Kirchhoff’s Current Law gets you both coming and going. Depending on how you route and decouple things, both paths affect power stability and ground bounce. An awareness of the return path gets people to think out their grounding more intelligently.
When in doubt, ground it out. Nothing should float unattached. If you have bare space on boards, flood the empty regions with copper and an aggressive collection of vias to the internal ground plane. This provides a well-defined environment for signal traces. Instead of two adjacent signals that couple to each other, I prefer a set of signals with a low impedance ground between them.
Short and tight is the goal. Many boards are interconnect spaghetti with the system grounds added as an afterthought. Getting your grounding in place before signal routing is generally a good approach to getting this right. Messing up one signal involves, well, just one signal. Messing the grounding up can corrupt the entire system.
Minimize series vias on your ground paths and maximize parallel vias. Ideally, component grounds should drop directly to the ground plane. Depending on board thickness and via dimensions, each via adds between 0.5 and 3 nH of inductance.
For comparison, a bond wire inside a chip will be 3 to 20 nH depending on wire length. It all has impedance, and it all adds up. This becomes important when fast transient currents turn that path into a voltage differential.
A mixed-signal board’s floor planning and grounding are tied together. The analog parts on the floors of these boards should be separated. Analog-to-digital converters (ADCs), digital-to-analog converters (DACs), and other analog front ends should be off in their own corner.
The analog side of the system then uses those separate sections and their grounds.
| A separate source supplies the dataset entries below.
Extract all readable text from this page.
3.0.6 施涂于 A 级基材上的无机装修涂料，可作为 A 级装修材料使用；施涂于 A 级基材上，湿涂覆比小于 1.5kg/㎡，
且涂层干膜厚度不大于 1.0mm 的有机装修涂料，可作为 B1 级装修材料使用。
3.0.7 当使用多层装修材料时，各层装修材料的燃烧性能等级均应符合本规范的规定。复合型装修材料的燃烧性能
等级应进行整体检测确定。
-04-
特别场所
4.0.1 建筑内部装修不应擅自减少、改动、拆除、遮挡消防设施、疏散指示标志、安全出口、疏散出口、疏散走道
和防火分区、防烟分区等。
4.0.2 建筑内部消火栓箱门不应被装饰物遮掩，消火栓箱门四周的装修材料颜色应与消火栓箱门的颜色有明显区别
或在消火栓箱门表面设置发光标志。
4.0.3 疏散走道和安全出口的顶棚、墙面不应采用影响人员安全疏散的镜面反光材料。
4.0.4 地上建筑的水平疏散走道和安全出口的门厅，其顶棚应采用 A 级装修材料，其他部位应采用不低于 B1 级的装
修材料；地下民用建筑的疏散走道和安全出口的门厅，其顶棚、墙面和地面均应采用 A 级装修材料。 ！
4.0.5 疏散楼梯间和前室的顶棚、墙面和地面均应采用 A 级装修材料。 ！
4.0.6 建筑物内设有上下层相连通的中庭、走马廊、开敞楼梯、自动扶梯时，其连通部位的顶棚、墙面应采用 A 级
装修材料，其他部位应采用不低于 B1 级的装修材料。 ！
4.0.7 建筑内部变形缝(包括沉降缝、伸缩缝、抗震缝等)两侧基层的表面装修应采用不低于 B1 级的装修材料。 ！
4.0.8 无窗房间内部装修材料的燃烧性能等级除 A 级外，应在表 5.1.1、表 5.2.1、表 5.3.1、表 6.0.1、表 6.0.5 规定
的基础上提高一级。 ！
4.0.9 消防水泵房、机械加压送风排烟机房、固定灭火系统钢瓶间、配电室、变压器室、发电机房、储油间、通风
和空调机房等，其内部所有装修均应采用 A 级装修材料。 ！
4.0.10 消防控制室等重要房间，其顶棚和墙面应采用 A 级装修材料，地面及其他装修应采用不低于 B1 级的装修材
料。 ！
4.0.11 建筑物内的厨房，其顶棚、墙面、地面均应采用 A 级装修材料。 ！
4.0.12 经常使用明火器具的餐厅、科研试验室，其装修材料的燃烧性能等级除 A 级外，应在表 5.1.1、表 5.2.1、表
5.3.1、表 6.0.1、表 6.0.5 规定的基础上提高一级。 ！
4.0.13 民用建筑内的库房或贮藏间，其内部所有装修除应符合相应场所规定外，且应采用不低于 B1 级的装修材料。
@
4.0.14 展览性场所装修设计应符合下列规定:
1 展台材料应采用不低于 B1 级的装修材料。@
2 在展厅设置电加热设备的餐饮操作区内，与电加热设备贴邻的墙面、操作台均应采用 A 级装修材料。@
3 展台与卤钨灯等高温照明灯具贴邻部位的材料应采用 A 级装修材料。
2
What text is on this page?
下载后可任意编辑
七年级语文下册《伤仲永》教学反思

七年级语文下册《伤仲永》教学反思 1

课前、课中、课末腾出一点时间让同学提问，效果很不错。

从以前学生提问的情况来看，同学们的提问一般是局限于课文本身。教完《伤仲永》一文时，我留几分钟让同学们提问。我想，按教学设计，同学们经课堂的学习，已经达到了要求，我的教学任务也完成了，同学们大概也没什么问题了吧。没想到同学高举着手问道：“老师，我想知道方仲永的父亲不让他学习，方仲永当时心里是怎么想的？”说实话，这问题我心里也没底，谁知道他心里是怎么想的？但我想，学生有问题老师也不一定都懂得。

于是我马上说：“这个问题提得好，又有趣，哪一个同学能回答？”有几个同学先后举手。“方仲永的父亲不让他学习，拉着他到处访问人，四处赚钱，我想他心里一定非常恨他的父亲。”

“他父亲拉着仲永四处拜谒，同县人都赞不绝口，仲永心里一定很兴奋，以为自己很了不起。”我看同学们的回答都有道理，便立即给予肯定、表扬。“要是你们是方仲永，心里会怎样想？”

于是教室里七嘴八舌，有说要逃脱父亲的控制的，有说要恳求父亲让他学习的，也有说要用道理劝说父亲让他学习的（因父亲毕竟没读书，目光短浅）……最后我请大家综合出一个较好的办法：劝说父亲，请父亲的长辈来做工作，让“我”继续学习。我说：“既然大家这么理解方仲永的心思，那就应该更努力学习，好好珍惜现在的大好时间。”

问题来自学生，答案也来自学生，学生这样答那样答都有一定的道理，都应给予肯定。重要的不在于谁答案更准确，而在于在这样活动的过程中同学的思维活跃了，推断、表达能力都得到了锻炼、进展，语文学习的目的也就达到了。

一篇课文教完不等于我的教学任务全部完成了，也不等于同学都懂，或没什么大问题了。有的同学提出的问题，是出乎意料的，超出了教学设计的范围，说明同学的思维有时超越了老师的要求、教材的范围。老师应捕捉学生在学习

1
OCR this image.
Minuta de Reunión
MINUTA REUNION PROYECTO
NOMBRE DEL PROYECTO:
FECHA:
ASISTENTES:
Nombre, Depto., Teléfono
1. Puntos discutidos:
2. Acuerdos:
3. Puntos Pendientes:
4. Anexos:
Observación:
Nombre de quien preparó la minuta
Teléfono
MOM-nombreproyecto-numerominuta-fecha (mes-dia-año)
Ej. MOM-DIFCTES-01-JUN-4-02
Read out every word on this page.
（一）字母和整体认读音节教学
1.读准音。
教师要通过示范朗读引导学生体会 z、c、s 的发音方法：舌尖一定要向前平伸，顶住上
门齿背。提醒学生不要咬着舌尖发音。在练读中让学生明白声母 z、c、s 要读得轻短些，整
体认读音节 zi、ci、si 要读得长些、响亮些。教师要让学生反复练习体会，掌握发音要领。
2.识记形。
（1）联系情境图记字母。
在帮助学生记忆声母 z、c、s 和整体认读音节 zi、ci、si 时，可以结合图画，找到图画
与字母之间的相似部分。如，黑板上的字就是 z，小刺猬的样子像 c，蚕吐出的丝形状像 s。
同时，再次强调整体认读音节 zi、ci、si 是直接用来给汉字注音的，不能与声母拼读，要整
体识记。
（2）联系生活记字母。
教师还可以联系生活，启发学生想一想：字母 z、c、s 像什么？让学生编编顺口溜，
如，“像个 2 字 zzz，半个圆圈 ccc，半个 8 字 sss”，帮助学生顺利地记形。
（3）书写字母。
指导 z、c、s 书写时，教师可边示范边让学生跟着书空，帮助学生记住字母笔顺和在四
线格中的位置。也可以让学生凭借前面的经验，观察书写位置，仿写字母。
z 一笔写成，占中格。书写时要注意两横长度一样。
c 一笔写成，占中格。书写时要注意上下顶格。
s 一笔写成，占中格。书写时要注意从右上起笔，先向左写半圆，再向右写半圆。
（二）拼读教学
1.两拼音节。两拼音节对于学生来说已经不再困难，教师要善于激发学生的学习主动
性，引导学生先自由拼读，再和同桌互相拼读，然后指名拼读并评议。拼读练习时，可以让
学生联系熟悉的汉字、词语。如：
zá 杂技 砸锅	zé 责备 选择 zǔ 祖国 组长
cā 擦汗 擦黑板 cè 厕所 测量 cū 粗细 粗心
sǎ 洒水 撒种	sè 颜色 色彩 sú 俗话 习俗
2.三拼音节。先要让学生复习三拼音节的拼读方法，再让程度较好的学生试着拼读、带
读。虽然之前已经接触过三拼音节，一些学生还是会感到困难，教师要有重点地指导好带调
For example, the ADC’s “ground corner” gets tied back to the common point ground where the ADC passes its digital results back over to the rest of the board.
When passing ground connections between boards, you need to plan for dynamic variance between grounds. The strategy is still short and tight, with more parallel connections for lower total impedance.
Some dynamic variance is unavoidable, though. Especially for distance cable connections, use architectures that can deal with ground variance. Things like differential signals, low-voltage differential signaling (LVDS), optical isolators, and common-mode chokes are some of the techniques available.
A lot of what’s mentioned here should be old news for many designers. But considering how often I see these issues pop up, some designers must be unaware of proper grounding strategies.
We haven’t gone into factors like signal routing, path balancing, shielding of signals, and other details in reducing noise and improving reliability under stress and strain. Also, special situations may arise. But generally, what’s described here works well for most designs.
If you build something on top of Jell-O, getting the rest of it right just won’t happen. The foundation is the ground. Everything else builds on top of that.